On a daily basis, there are reports of violent attacks across Nigeria in the media. And even though these reports do not capture the full picture, they remain the primary source of information about insecurity. As far as terrorist attacks go, it was difficult, until recently, to say just how comprehensively journalists have been able to report the incidents.
Two major publicly available data banks contain statistical information about violent incidents recorded in the country: the Nigeria Security Tracker (NST) operated by the Council for Foreign Relations since 2011 and the Armed Conflict Location and Event Data Project (ACLED), a non-profit based in the United States.

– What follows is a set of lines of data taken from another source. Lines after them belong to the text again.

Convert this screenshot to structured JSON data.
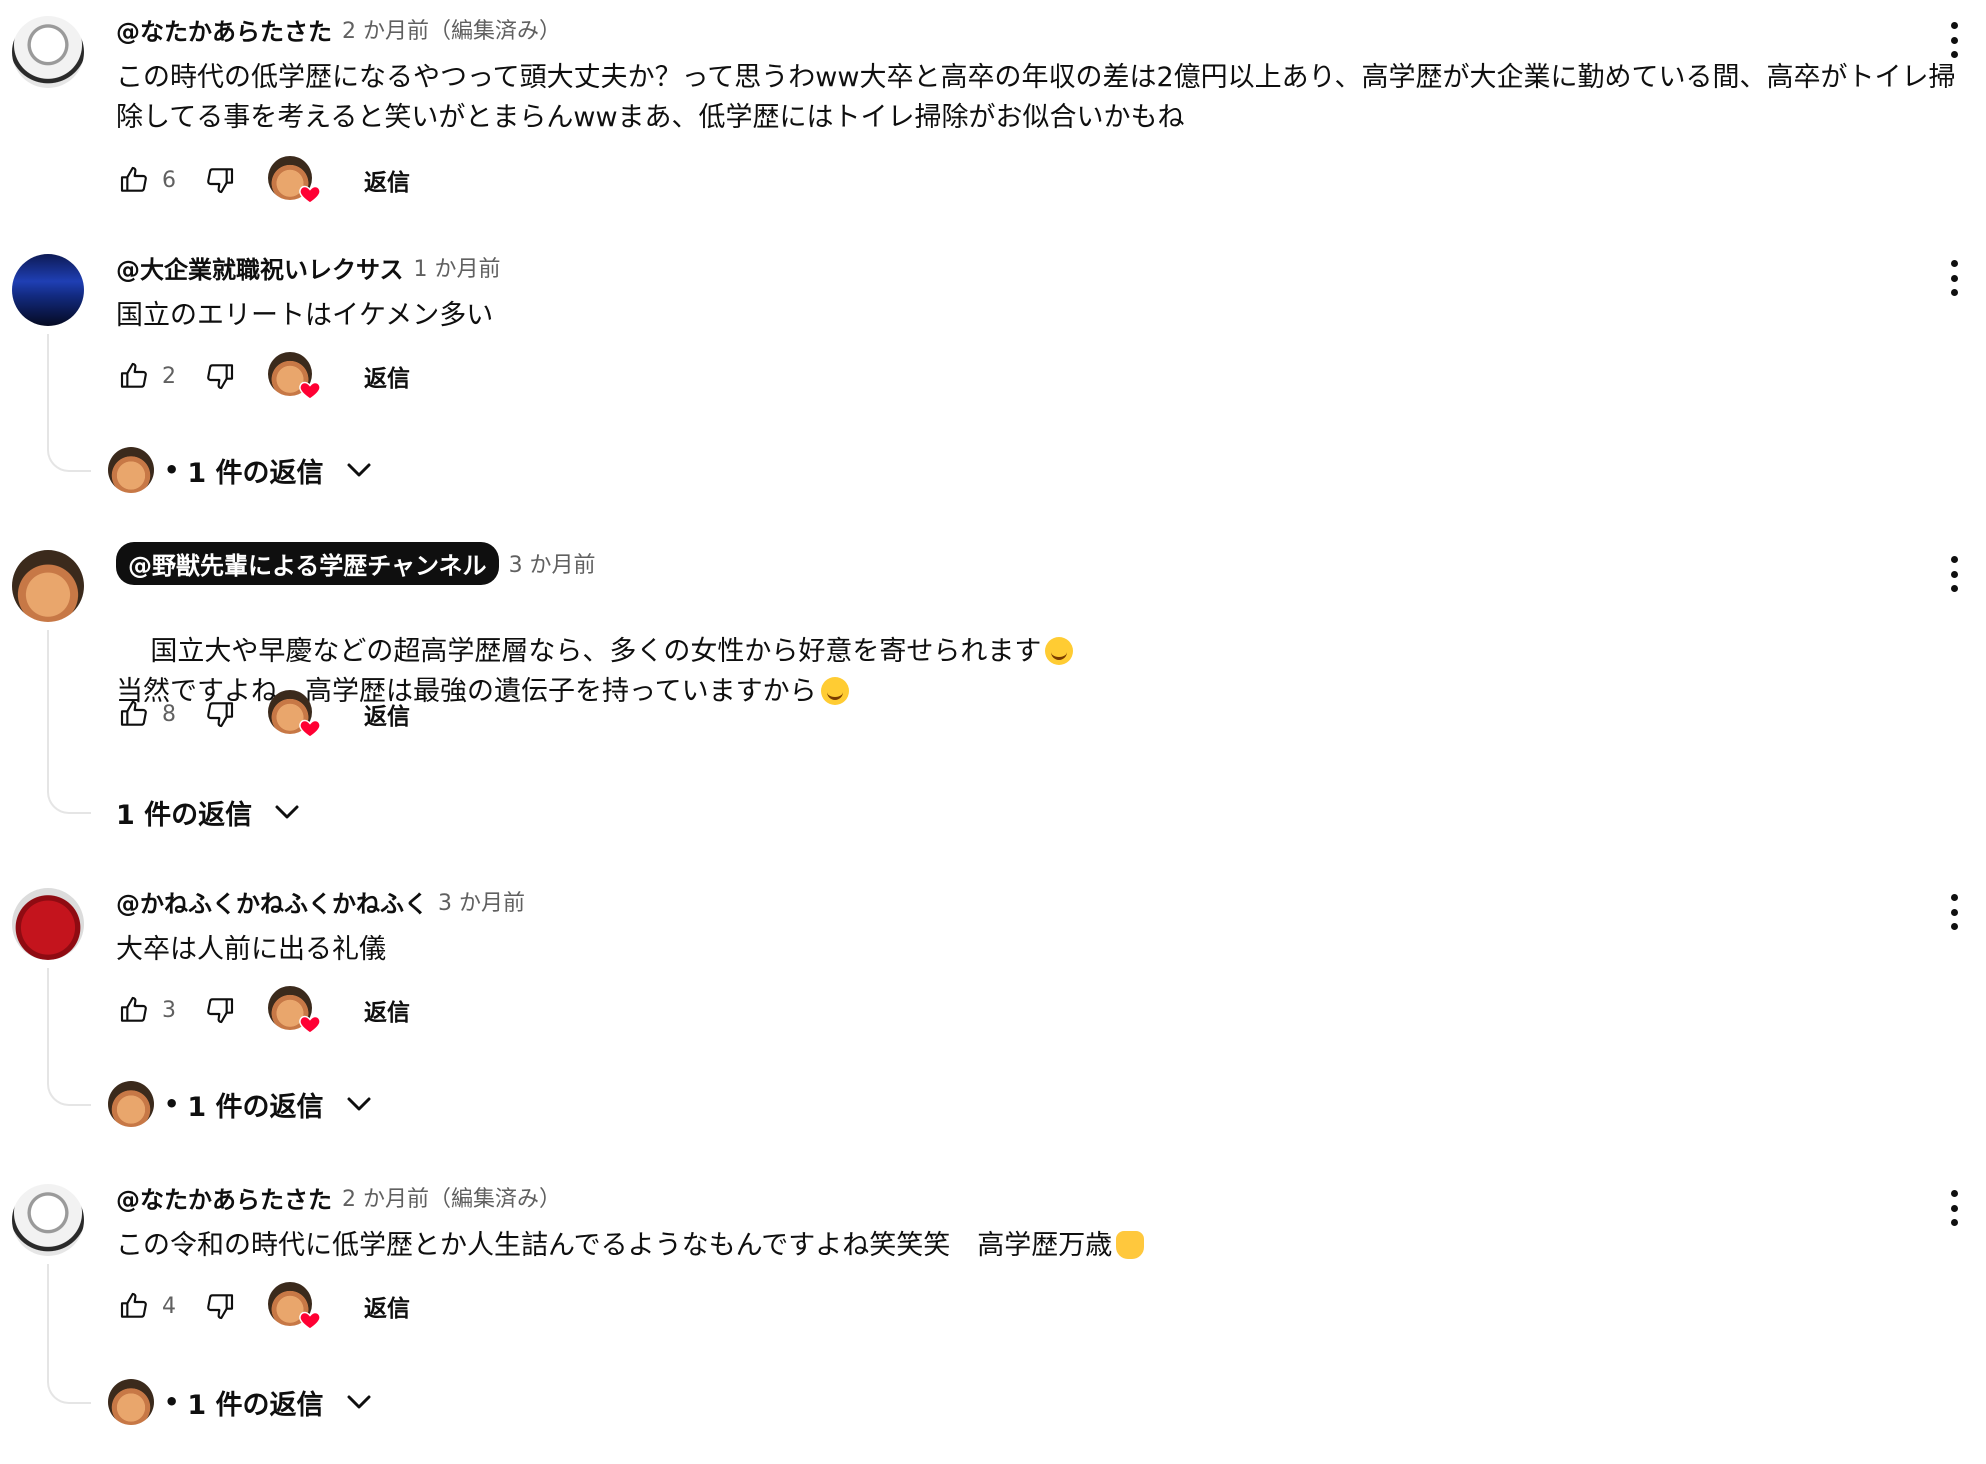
{
  "common": {
    "reply_label": "返信",
    "replies_label": "1 件の返信"
  },
  "comments": [
    {
      "author": "@なたかあらたさた",
      "time": "2 か月前（編集済み）",
      "text": "この時代の低学歴になるやつって頭大丈夫か？って思うわww大卒と高卒の年収の差は2億円以上あり、高学歴が大企業に勤めている間、高卒がトイレ掃除してる事を考えると笑いがとまらんwwまあ、低学歴にはトイレ掃除がお似合いかもね",
      "likes": "6"
    },
    {
      "author": "@大企業就職祝いレクサス",
      "time": "1 か月前",
      "text": "国立のエリートはイケメン多い",
      "likes": "2"
    },
    {
      "author": "@野獣先輩による学歴チャンネル",
      "time": "3 か月前",
      "text_line1": "国立大や早慶などの超高学歴層なら、多くの女性から好意を寄せられます",
      "text_line2": "当然ですよね。高学歴は最強の遺伝子を持っていますから",
      "likes": "8"
    },
    {
      "author": "@かねふくかねふくかねふく",
      "time": "3 か月前",
      "text": "大卒は人前に出る礼儀",
      "likes": "3"
    },
    {
      "author": "@なたかあらたさた",
      "time": "2 か月前（編集済み）",
      "text": "この令和の時代に低学歴とか人生詰んでるようなもんですよね笑笑笑　高学歴万歳",
      "likes": "4"
    }
  ],
  "colors": {
    "heart": "#ff0033",
    "text": "#0f0f0f",
    "meta": "#606060",
    "thread_line": "#e5e5e5"
  },
  "icons": [
    "like-icon",
    "dislike-icon",
    "heart-icon",
    "more-vert-icon",
    "chevron-down-icon"
  ]
}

Both often cited conflict-mapping platforms rely heavily on news reports and, occasionally, reports of attacks shared on social media (Twitter especially). As a result, there is a large blind spot involving events that do not make it to the headlines.
This has not been helped by the unwillingness of Nigerian security agencies to disclose independently collected data to the public. The National Bureau of Statistics released nationwide crime statistics for 2016 and 2017, but these reports do not distinguish terrorist attacks from such crimes as armed robbery, arson, assault, kidnapping, murder, and suicide.
We are, however, starting to better grasp the scale of insecurity in the country, especially as it pertains to the Boko Haram insurgency. According to a security report exclusively obtained by HumAngle, there were 3,156 “major” attacks by Boko Haram and the Islamic State’s West Africa Province (ISWAP) in Borno State in 2020 alone.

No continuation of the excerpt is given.